Anal Rectal Abscess & Fistula
Anal Abscess (Anorectal Abscess)
An anal abscess is an infected cavity filled with pus found near the anus (the opening of the anal canal) or rectum (the portion of large intestine just proximal to the anal canal). This can results from a blockage of the anal glands located just inside the anus. According to the crypto-glandular theory, abscesses often develop from cryptitis which may be associated with an enlarged papillae in the anal canal. They start as cellulitis-a diffuse inflammation, characterized by swelling and redness, which has not yet localized to form an abscess. Then the infecting organisms burrow into the anal glands, producing circumscribed areas of pus in the region of the anus and rectum.
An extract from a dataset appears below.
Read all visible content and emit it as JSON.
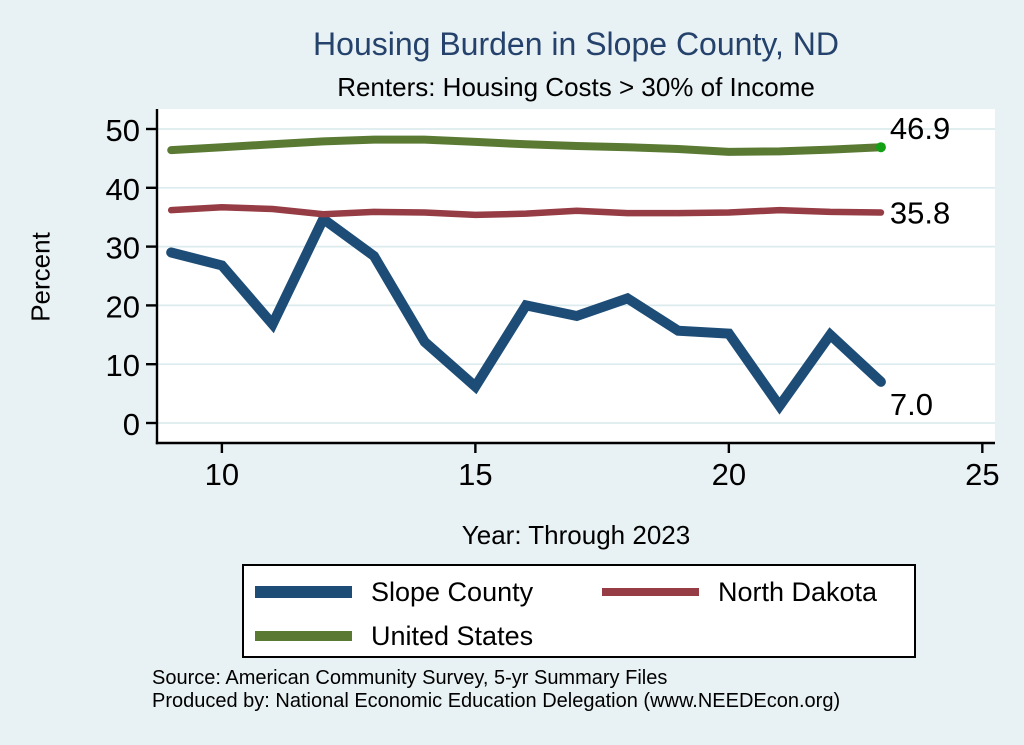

An abscess produces pain and swelling near the anal opening. Fever may also be present. Treatment consists of surgically draining pus from the infected cavity and making an opening (incision) in the skin near the anus to relieve pressure. Sometimes a small catheter is left in the incision for several days to assure adequate drainage. In the majority of individuals, a fistula will form after the abscess has been drained.
Anal Fistula (Fistula-In-Ano)
Anal Fistula is an abnormal passage (communication) between the interior of the anal canal or rectum and the skin surface. Rarer forms may communicate with the vagina or other pelvic structures, including the bowel.
Most fistulas begin as anorectal abscesses. When the abscess opens spontaneously (or has been opened surgically), a fistula may occur. Other causes of fistulas include tuberculosis, cancer, and inflammatory bowel disease. Fistulas may occur singly or in multiples.
Symptoms are usually a purulent discharge and drainage of pus and/or stool near the anus, which can irritate the outer tissues causing itching and discomfort. Pain occurs when fistulas become blocked and abscesses recur. Flatus (gas) may also escape from the fistulous tract. A fistula-in-ano is diagnosed when a probe has been passed between the opening on the skin’s surface and the interior opening.
An anal fistula usually lasts until it is surgically removed. The fistula tract must be opened along with the source of the infection. Usually, tissue around the external opening and the internal opening is excised along with a small margin of tissue lining the tract, called a fistulotomy. Excision of the complete tract is called a fistulectomy. Laser light applied through a fiber optic strand has been used to core out the fistula tract with minimal damage to surrounding tissue. A cutting seton (usually a silk ligature) is sometimes used on the rationale of eliciting an inflammatory reaction in the tissue surrounding the fistulous tract. Sometimes, fibrin glue (Tisseel) is used at the completion of a fistula repair in the hope of increasing the success rate. Recurrence is frequent, and a success rate of 80% is the best that can be achieved with surgery. Incontinence is associated with a high anal fistula type of surgery and previous fistula surgery.
There is a direct relationship between incontinence and the amount of sphincter muscle divided. The goal of surgical treatment is thus two fold- to eradicate the suppurative process permanently without compromising anal continence.